Cryptowall had an estimated 625,000 infections and that's August 2014 numbers[1]. I believe it had many other campaigns since.

Then you have Teslacrypt and Locky which I believe to be just as large if not larger.

I don't think anyone has any good data on how big these attacks are. I suspect they actually number in the tens of millions. I think Brian Krebs had an article or two about these malware authors walking away with literally millions of dollars of bitcoin. That's a lot of infections.

One of the problems is that most ransomware will run, encrypt the files, then delete themselves to avoid detection. That means AV doesn't get a chance to catch it later after updated definitions arrive. So AV reporting is useless and AV reporting is how we used to know how big infections were. I also think the AV industry is incentivized to not make a big fuss about ransomware because the infection numbers are embarrassing to them. So far they can't stop it with traditional means. A lot of shops run things like RansomFree, InterceptX, CarbonBlack, etc on top of now near useless traditional AV.

https://www.scmagazine.com/cryptowall-surpasses-cryptolocker...

>Maximum concurrent requests for this endpoint reached. Please try again shortly.

Anyone have another link? I'd be interested to see how many people actually paid.

I just realized there is more than one address, entering them all in
Looking at those ammounts, some people seem to be donating BTC just for fun. 0.0001337 BTC won't decrypt anything :D
Looks to have infected Windows 7 machines based on some of the screenshots : https://4.bp.blogspot.com/--Tzl_0ABu-Y/WRs-KUrQWzI/AAAAAAAAB...

Thought it was only an XP thing?

Patches were released for everything from XP onwards, up to WinX (which is apparently not vulnerable to the SMB exploit).
Many of those photos show real time connections / schedules for trains of the Deutsche Bahn.

I'm wondering ... does this mean they have a dedicated OS installation (virtual or not) for each set of displays showing different schedules? That would be so rediculously inefficient ...

... but then again - it's the DB - basically a synonym in Germany for incompetence :D

Yes, they have. How would you do it otherwise? At some point you need to render all those different tables. Using off-the-shelf comments is probably the most efficient system imaginable.
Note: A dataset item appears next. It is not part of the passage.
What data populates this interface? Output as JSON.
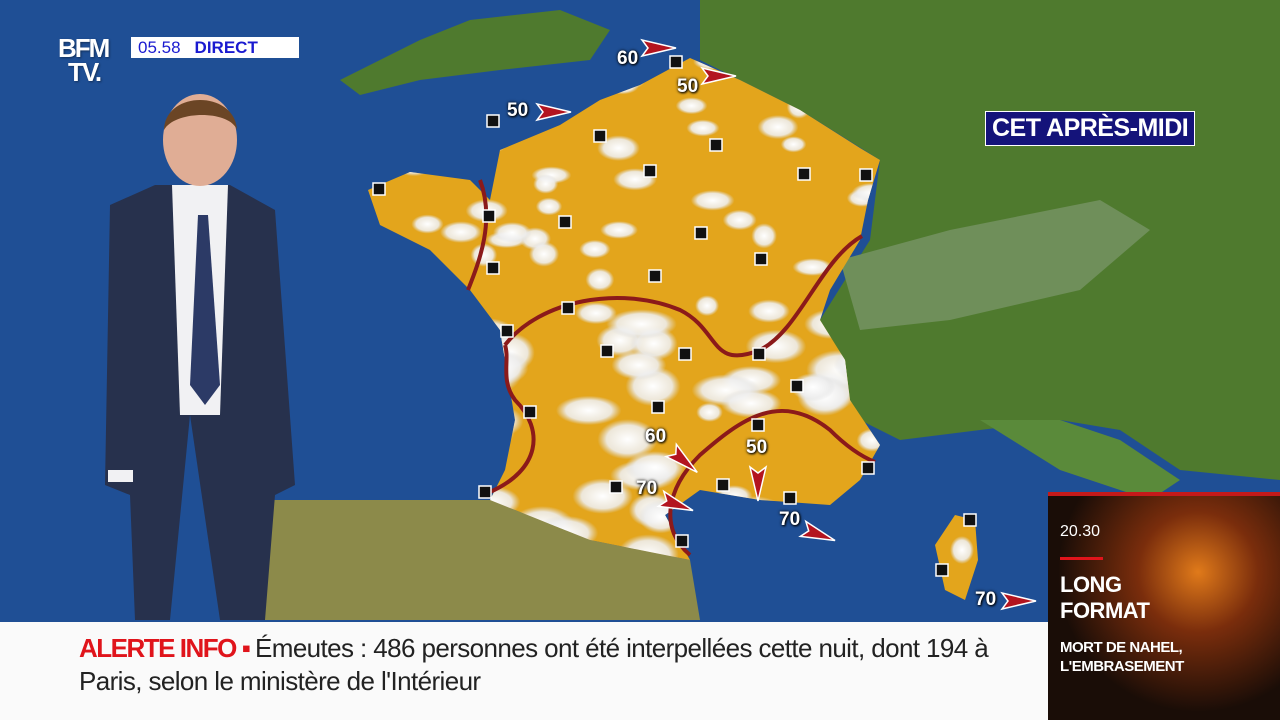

If you think DB is utterly incompetent you should take some trains in most other countries. I know it's a popular sport to bitch and moan about them (I do it as well) but seriously, the system works surprisingly well. Those displays are also some secondary info screens that were added later and are not part of the core system and thus probably don't receive the same attention as other more important things.

> Yes, they have. How would you do it otherwise?

How about a thin client based on Linux receiving the raw data wireless and then simply displaying it formatted as a table?

And if that doesn't exist yet then have Siemens design a solution of that kind.